Herpes zoster can be managed as following :

  • Acyclovir dosage of 800 mg five times daily for 7–10 days
  • Famciclovir 500 mg by mouth three times daily for 7 days
  • Valacyclovir 1 g by mouth three times daily for 5–7 days

Aluminum acetate soaks for the management of herpes zoster can be both soothing and cleansing.

Control & Prevention

Three methods are used for the prevention of VZV infections.

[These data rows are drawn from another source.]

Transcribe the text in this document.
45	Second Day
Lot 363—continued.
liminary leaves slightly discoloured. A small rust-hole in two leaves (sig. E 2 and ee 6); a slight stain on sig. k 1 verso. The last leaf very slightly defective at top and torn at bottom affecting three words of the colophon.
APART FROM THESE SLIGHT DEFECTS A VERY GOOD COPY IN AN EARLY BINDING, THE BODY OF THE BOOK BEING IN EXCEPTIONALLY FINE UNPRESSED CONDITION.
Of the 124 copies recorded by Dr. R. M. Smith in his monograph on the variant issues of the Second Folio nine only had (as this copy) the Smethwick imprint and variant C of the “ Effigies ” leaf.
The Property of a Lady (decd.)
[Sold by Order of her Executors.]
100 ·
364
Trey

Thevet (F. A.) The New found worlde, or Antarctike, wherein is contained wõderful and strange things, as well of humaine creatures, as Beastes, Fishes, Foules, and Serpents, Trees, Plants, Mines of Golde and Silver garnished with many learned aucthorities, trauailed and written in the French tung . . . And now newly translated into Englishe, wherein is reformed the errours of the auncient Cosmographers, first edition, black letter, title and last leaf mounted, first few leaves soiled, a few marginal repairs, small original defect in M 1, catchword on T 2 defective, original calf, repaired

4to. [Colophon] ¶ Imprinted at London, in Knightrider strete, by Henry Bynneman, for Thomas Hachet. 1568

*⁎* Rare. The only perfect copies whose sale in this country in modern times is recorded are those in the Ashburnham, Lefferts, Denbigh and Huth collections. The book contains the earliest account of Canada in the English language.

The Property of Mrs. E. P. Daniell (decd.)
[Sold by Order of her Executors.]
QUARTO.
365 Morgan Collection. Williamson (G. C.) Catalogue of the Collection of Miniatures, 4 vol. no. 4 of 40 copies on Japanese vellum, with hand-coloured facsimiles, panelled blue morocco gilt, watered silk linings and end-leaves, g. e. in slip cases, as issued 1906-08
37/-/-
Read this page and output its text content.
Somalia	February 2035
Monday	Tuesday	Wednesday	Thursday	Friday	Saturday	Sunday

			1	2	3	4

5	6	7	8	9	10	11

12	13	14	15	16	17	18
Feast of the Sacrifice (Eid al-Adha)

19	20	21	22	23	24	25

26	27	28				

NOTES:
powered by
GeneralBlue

  • First, a live attenuated varicella vaccine (Oka) is recommended for all children >1 year of age (up to 12 years of age) who have not had chickenpox and for adults known to be seronegative for VZV. Two doses are recommended for all children: the first at 12–15 months of age and the second at ~4–6 years of age. VZV-seronegative persons >13 years of age should receive two doses of vaccine at least 1 month apart. The vaccine is both safe and efficacious.
  • A second approach is to administer varicella-zoster immune globulin (VZIG) to individuals who are susceptible, are at high risk for developing complications of varicella, and have had a significant exposure. This product should be given within 96 h (preferably within 72 h) of the exposure.
  • Lastly, antiviral therapy can be given as prophylaxis to individuals at high risk who are ineligible for vaccine or who are beyond the 96-h window after direct contact. While the initial studies have used acyclovir, similar benefit can be anticipated with either valacyclovir or famciclovir. Therapy is instituted 7 days after intense exposure. At this time, the host is midway into the incubation period. This approach significantly decreases disease severity, if not totally preventing disease.